New York Mets
- Third baseman
- Born: November 4, 2002 (age 23) Mooresville, North Carolina, U.S.
- Bats: RightThrows: Right
- Stats at Baseball Reference

Career highlights and awards
- College World Series champion (2024);

= Billy Amick =

American baseball player (born 2002)

William Lyndon Amick (born November 4, 2002) is an American professional baseball third baseman in the New York Mets organization. He played college baseball for the Tennessee Volunteers and Clemson Tigers.

==Amateur career==
Amick attended P27 Academy in Lexington, South Carolina. He committed to Clemson University to play college baseball.
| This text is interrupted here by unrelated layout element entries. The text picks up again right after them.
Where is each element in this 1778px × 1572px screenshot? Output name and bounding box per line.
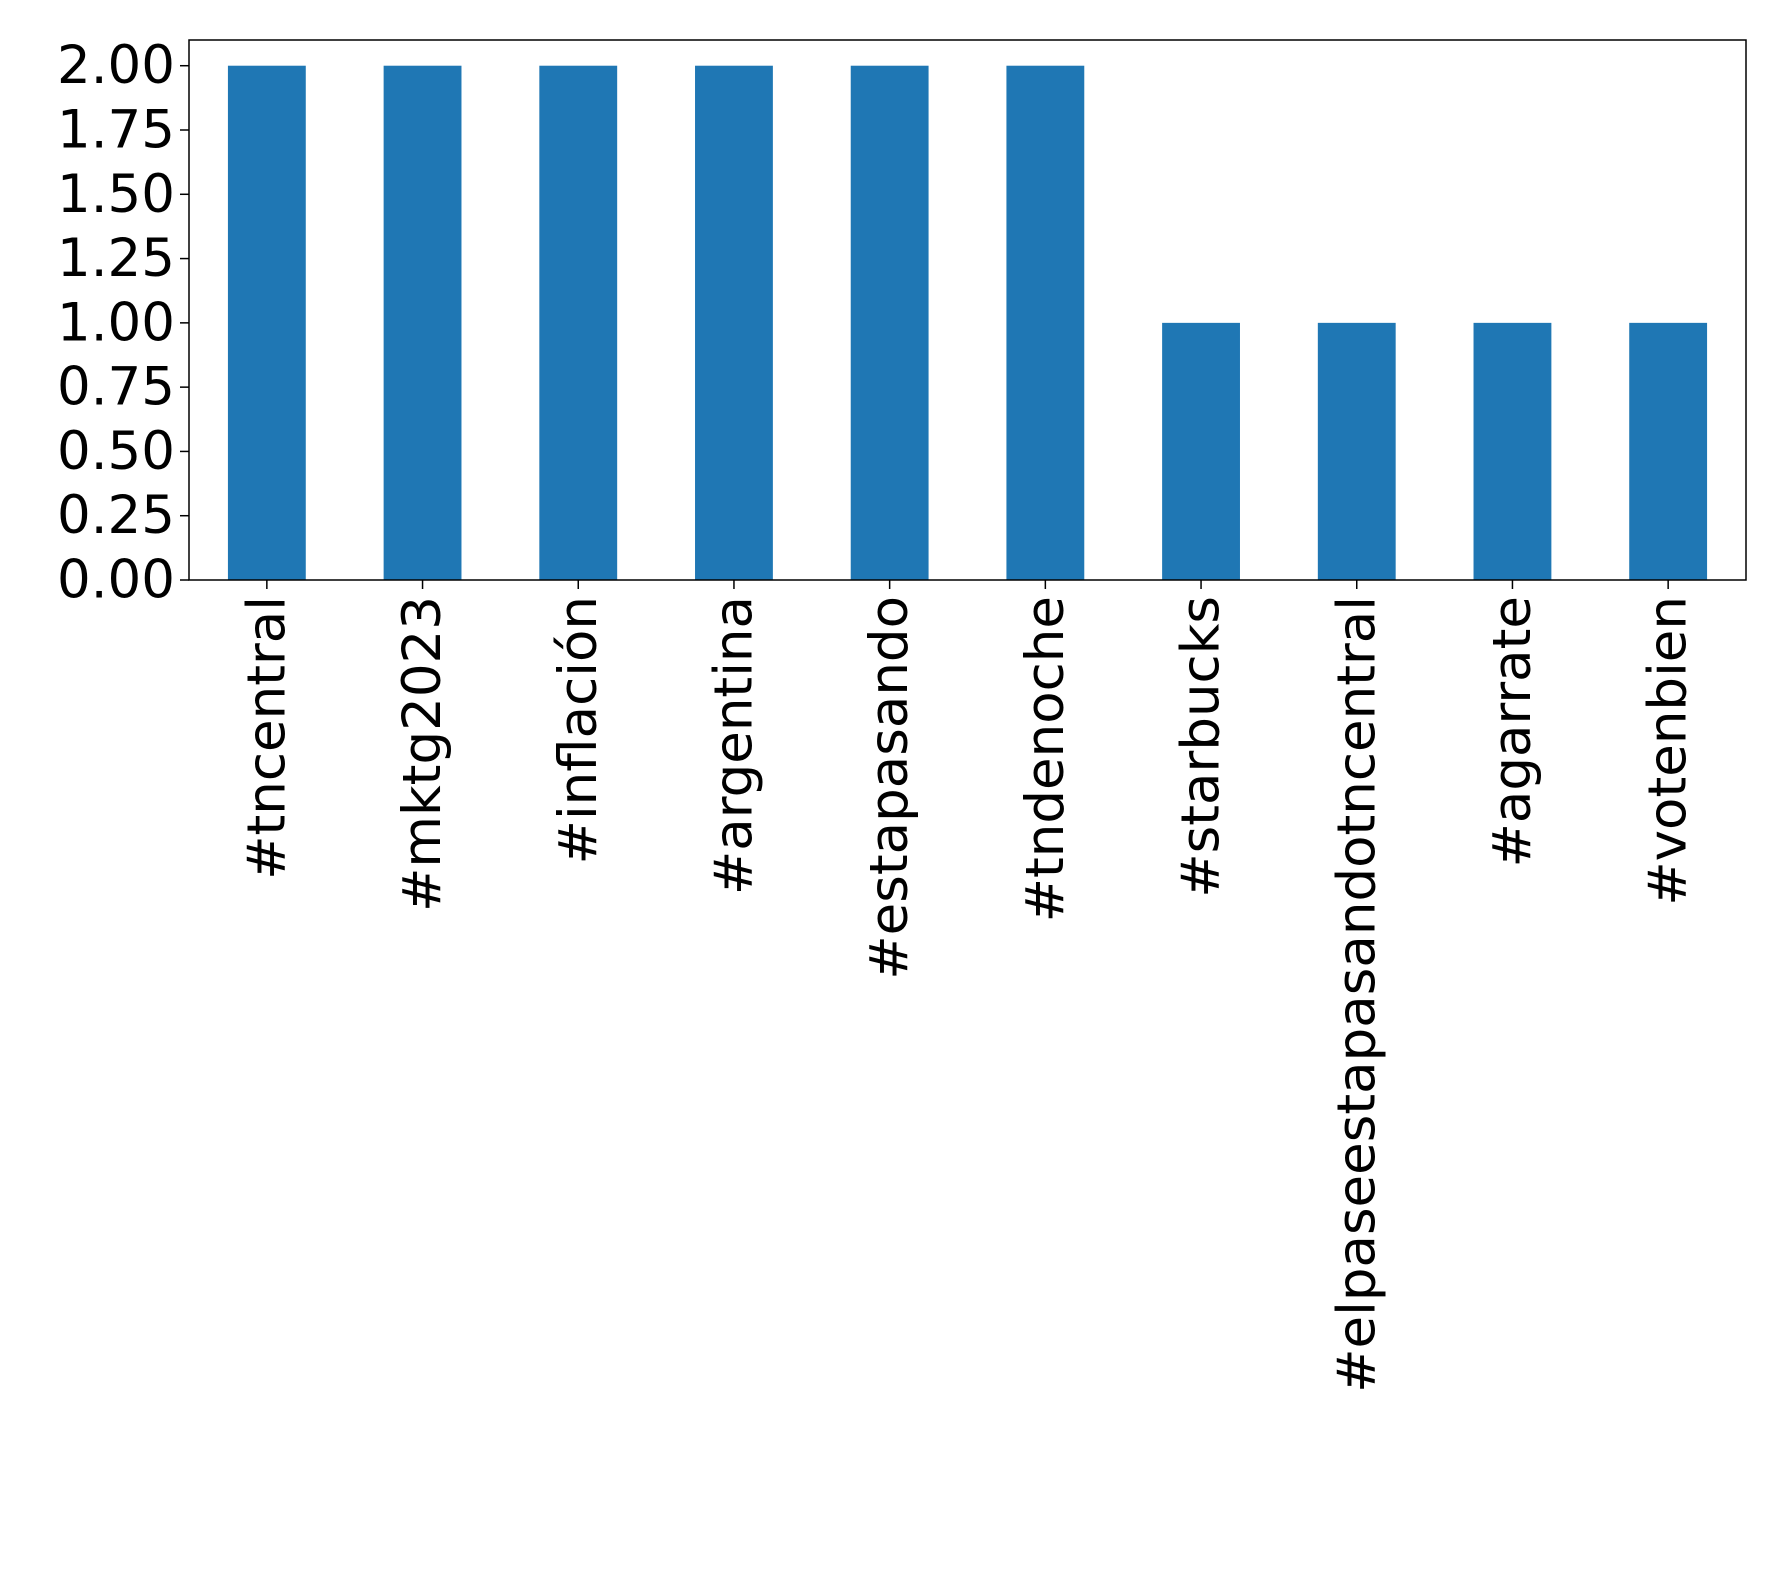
bar: [1006, 65, 1085, 580]
bar: [1629, 322, 1708, 580]
y-tick-label: 0.00: [57, 550, 175, 611]
y-tick-label: 1.00: [57, 292, 175, 353]
x-tick-label: #mktg2023: [392, 596, 453, 912]
y-tick-label: 2.00: [57, 35, 175, 96]
bars-layer: [227, 65, 1708, 580]
bar: [850, 65, 929, 580]
bar: [1162, 322, 1240, 580]
x-tick-label: #argentina: [703, 596, 764, 895]
bar: [539, 65, 618, 580]
y-tick-label: 1.50: [57, 164, 175, 225]
y-tick-label: 1.25: [57, 228, 175, 289]
bar: [1317, 322, 1396, 580]
x-tick-label: #tncentral: [236, 596, 297, 880]
plot-frame: [188, 39, 1747, 581]
x-tick-label: #agarrate: [1482, 596, 1543, 868]
x-tick-label: #votenbien: [1638, 596, 1699, 906]
x-tick-label: #tndenoche: [1015, 596, 1076, 922]
y-tick-label: 0.75: [57, 357, 175, 418]
x-axis: #tncentral #mktg2023 #inflación #argentina #…: [236, 580, 1699, 1393]
x-tick-label: #inflación: [548, 596, 609, 864]
x-tick-label: #estapasando: [859, 596, 920, 980]
bar: [227, 65, 306, 580]
bar: [695, 65, 773, 580]
bar: [383, 65, 462, 580]
y-axis: 0.000.250.500.751.001.251.501.752.00: [57, 35, 189, 611]
bar: [1473, 322, 1552, 580]
x-tick-label: #elpaseestapasandotncentral: [1326, 596, 1387, 1393]
y-tick-label: 0.50: [57, 421, 175, 482]
x-tick-label: #starbucks: [1171, 596, 1232, 898]
y-tick-label: 0.25: [57, 485, 175, 546]
y-tick-label: 1.75: [57, 100, 175, 161]
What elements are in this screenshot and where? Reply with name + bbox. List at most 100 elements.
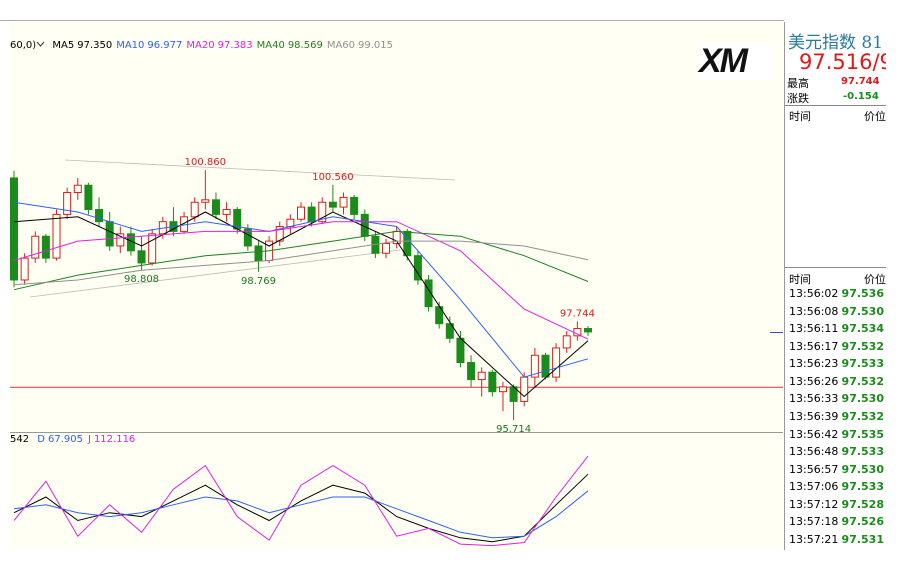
candle-body (286, 218, 295, 228)
tick-row: 13:56:11 97.534 (789, 322, 886, 339)
tick-row: 13:57:21 97.531 (789, 533, 886, 550)
tick-row: 13:56:33 97.530 (789, 392, 886, 409)
candle-body (95, 209, 104, 223)
change-value: -0.154 (843, 91, 879, 102)
candle-body (552, 347, 561, 378)
candle-body (403, 230, 412, 257)
indicator-prefix: 60,0) (10, 40, 37, 51)
tick-row: 13:57:18 97.526 (789, 515, 886, 532)
candle-body (488, 371, 497, 393)
tick-time: 13:57:18 (789, 515, 839, 529)
plot: 100.860 98.808 98.769 100.560 95.714 97.744 (10, 157, 783, 547)
tick-time: 13:57:06 (789, 480, 839, 494)
tick-time: 13:57:12 (789, 497, 839, 511)
candle-body (31, 235, 40, 259)
tick-row: 13:57:12 97.528 (789, 498, 886, 515)
trend-line (29, 249, 401, 298)
tick-time: 13:56:23 (789, 357, 839, 371)
candle-body (467, 362, 476, 381)
quote-panel: 美元指数 81 97.516/9 最高 97.744 涨跌 -0.154 时间 … (784, 22, 886, 550)
tick-price: 97.530 (841, 462, 884, 476)
candle-body (243, 228, 252, 247)
logo-box: XM (697, 42, 771, 80)
price-annotation: 98.808 (124, 274, 159, 285)
high-label: 最高 (787, 77, 809, 90)
tick-price: 97.534 (841, 322, 884, 336)
candle-body (477, 371, 486, 381)
tick-price: 97.533 (841, 357, 884, 371)
legend-name: D (37, 434, 45, 445)
price-annotation: 100.560 (312, 172, 353, 183)
price-annotation: 95.714 (496, 424, 531, 435)
candle-body (105, 221, 114, 247)
tick-row: 13:56:17 97.532 (789, 340, 886, 357)
candle-body (222, 209, 231, 215)
trend-line (64, 159, 456, 181)
candle-body (318, 201, 327, 223)
candle-body (307, 206, 316, 223)
candle-body (328, 201, 337, 208)
tick-time: 13:56:33 (789, 392, 839, 406)
candle-body (201, 199, 210, 203)
candle-body (275, 226, 284, 242)
change-label: 涨跌 (787, 92, 809, 105)
tick-time: 13:56:48 (789, 445, 839, 459)
candle-body (73, 184, 82, 194)
logo: XM (699, 42, 748, 80)
price-annotation: 100.860 (185, 157, 226, 168)
quote-price: 97.516/9 (799, 50, 886, 74)
candle-body (52, 213, 61, 259)
kdj-prefix: 542 (10, 434, 30, 445)
col-header: 时间 (789, 273, 811, 286)
chart-background (10, 22, 783, 550)
candle-body (562, 335, 571, 349)
price-annotation: 98.769 (241, 276, 276, 287)
tick-time: 13:56:17 (789, 339, 839, 353)
tick-row: 13:56:26 97.532 (789, 375, 886, 392)
separator (785, 267, 886, 268)
candle-body (530, 354, 539, 378)
tick-time: 13:56:08 (789, 304, 839, 318)
tick-row: 13:56:23 97.533 (789, 357, 886, 374)
candle-body (20, 257, 29, 281)
candle-body (339, 196, 348, 208)
kdj-line (13, 455, 589, 547)
tick-time: 13:57:21 (789, 533, 839, 546)
tick-row: 13:56:02 97.536 (789, 287, 886, 304)
tick-price: 97.528 (841, 497, 884, 511)
col-header: 时间 (789, 110, 811, 123)
tick-time: 13:56:11 (789, 322, 839, 336)
legend-value: 96.977 (147, 40, 183, 51)
legend-value: 67.905 (47, 434, 83, 445)
candle-body (63, 192, 72, 215)
candle-body (382, 243, 391, 254)
legend-name: MA40 (256, 40, 285, 51)
candle-body (456, 337, 465, 364)
price-annotation: 97.744 (560, 309, 595, 320)
legend-name: MA10 (116, 40, 145, 51)
legend-name: MA20 (186, 40, 215, 51)
legend-value: 97.383 (217, 40, 253, 51)
ma-line (13, 230, 589, 291)
tick-price: 97.536 (841, 287, 884, 300)
tick-time: 13:56:42 (789, 427, 839, 441)
candle-body (297, 206, 305, 220)
kdj-legend: 542 D 67.905 J 112.116 (10, 434, 135, 445)
legend-name: J (87, 434, 91, 445)
candle-body (584, 328, 592, 333)
tick-time: 13:56:26 (789, 374, 839, 388)
quote-title: 美元指数 81 (788, 33, 884, 53)
col-header: 价位 (864, 110, 886, 123)
candle-body (498, 386, 507, 393)
candle-body (148, 233, 157, 264)
legend-value: 98.569 (287, 40, 323, 51)
candle-body (116, 233, 125, 247)
col-header: 价位 (864, 273, 886, 286)
candle-body (424, 279, 433, 308)
tick-price: 97.526 (841, 515, 884, 529)
tick-row: 13:56:08 97.530 (789, 305, 886, 322)
candle-body (190, 201, 199, 218)
candle-body (84, 184, 93, 211)
legend-value: 99.015 (358, 40, 394, 51)
tick-price: 97.531 (841, 533, 884, 546)
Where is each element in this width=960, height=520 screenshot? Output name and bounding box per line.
As a freshman at Clemson in 2022, Amick played in nine games and hit .105 over 19 at-bats. As a sophomore in 2023, he played in 46 games, hitting .413/.464/.773 with 13 home runs and 63 runs batted in (RBI) over 167 at-bats. After the 2023 season, he played collegiate summer baseball with the Hyannis Harbor Hawks of the Cape Cod Baseball League.

Prior to his junior season in 2024, Amick entered the transfer portal and transferred to the University of Tennessee. He entered the season as one of the top prospects for the 2024 Major League Baseball draft, and was the starting third baseman for the Tennessee team that won the 2024 Men's College World Series.

==Professional career==
Amick was drafted by the Minnesota Twins in the 2nd round, with the 60th overall selection, of the 2024 Major League Baseball draft. On July 24, 2024, Amick signed with the Twins on a $1.45 million contract.

On July 31, 2026, Amick and infielder Bruin Agbayani were traded to the New York Mets in exchange for pitcher A. J. Minter.

==Personal life==
Amick is the son of former NASCAR driver Lyndon Amick.